Psychology Department Learning Goals: We have based the CU Denver Psychology Department’s student learning goals on those recommended by The American Psychological Association. 

                Goal 1: Knowledge Base in Psychology –  Students learn about some of the “5 Pillars” of psychology covering biological, cognitive, developmental, social/personality, and mental and physical health approaches and perspectives. Students will be able to identify the main people and concepts in the field, differentiate among related constructs and integrate across these pillars to more comprehensively understand psychological concepts. Bachelor of Science majors will also gain knowledge in the fields of Biology and Chemistry, providing necessary background for those going further in neuroscience, medicine or related fields. The goal of increasing knowledge in relevant fields is addressed throughout the entire curriculum, via multiple exercises and assessed in exams, presentations and papers.

                Goal 2: Scientific Inquiry and Critical Thinking – Students will develop a basic understanding of scientific method in psychology, including scientific reasoning, tolerance for ambiguity, information literacy, and basic research skills. Students will be introduced to the scientific method in psychology through mandatory research participation in a psychological study, classroom exercises demonstrating parts of a research study, critiquing and evaluating scientific journal articles and other information resources for validity and reliability, and learning to recognize and dispel myths and misconceptions about psychology. This goal is first addressed in our Introductory Psychology courses (PSYC 1000 and 1005), continues in the Statistics and Research Methods courses (PSYC 2090 and 3090), and into the upper division electives (i.e. PSYC 3822 Aging, Brain and Behavior, 4054 Behavioral Neuroscience).

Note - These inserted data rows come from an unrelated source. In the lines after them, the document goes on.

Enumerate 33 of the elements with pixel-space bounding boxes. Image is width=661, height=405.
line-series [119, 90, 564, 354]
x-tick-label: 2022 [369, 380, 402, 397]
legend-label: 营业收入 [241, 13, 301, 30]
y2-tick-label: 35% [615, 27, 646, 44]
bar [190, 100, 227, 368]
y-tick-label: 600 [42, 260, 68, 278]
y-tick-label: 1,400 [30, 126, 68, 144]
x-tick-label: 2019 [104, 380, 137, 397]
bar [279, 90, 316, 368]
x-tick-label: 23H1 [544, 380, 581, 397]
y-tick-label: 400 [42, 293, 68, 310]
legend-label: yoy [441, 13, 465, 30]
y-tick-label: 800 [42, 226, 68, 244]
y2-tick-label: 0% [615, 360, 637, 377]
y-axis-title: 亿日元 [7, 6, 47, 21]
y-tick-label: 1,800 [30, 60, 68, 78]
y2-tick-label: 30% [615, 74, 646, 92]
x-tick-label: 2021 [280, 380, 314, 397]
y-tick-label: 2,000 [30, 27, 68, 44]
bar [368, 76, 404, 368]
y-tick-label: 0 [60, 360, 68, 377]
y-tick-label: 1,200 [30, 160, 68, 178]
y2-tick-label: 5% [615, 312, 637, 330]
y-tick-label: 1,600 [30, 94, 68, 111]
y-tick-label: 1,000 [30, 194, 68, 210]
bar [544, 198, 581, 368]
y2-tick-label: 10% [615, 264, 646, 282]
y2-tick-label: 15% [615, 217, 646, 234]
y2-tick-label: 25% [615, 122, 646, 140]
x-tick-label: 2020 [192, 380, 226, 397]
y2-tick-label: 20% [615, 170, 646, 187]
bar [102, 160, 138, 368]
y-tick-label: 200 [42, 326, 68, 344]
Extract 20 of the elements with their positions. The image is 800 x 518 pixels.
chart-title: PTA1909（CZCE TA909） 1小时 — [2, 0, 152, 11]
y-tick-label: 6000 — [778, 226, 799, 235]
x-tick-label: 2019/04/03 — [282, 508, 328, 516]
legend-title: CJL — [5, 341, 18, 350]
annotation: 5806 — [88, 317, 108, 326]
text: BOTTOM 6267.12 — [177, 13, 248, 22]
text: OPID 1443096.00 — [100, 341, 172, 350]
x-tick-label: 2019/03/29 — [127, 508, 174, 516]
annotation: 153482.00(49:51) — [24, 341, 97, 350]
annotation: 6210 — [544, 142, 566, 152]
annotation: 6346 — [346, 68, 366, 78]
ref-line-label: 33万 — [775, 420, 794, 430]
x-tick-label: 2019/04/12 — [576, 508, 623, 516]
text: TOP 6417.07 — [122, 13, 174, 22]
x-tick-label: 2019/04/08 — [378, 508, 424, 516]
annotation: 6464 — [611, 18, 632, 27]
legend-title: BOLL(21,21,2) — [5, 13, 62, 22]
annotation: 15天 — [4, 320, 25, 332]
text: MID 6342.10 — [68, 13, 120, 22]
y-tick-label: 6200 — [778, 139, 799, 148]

                Goal 3: Ethical and Social Responsibility in a Diverse World – Students learn about the values psychologists use in dealing with people and when practicing psychology. Students will apply ethical standards to evaluate psychological science and practice. Students will recognize and respect diversity by evaluating their own biases toward groups and discussing ways to overcome them. Students will explain how psychology can promote interpersonal, civic, social and global outcomes that benefit others.  Ethics and responsibility is introduced in General Psychology, explored in Research Methods and further covered in upper division classes that delve deeper into psychological topics, i.e: PSYC 4730 Clinical Psychology Ethics and Issues or PSYC 4780 Behavioral and Biomedical Science Ethics and Issues. 

                Goal 4: Communication – Students are asked to demonstrate competence in writing and in oral and interpersonal communication skills by presenting their thoughts and understanding through written work (short papers/reflections) and oral presentations (interacting with others on in-class exercises and presenting a group’s insight on a topic).  These learning activities are required in both lower (PSYC 2220, Biological Basis of Behavior) and many upper division psychology courses including PSYC 3090 Research Methods in Psychology, PSYC 3263 Hormones and Brain, PSYC 3205 Human Developmental Psychology 1).

                Goal 5: Professional Development – Students apply psychological content and skills to their own career goals (whether in psychology or not) and measure self-efficacy and self-regulation by completing self-assessments on performance quality and describing self-regulation strategies (reflection, time management) using in class questionnaires, reflection prompts, and completing post exam analyses.  Interaction with these concepts happens first in Introductory Psychology courses, is revisited in Psychological Statistics and Research Methods and in some of the more advanced classes such as PSYC 4111 Senior Seminar, Career Capstone.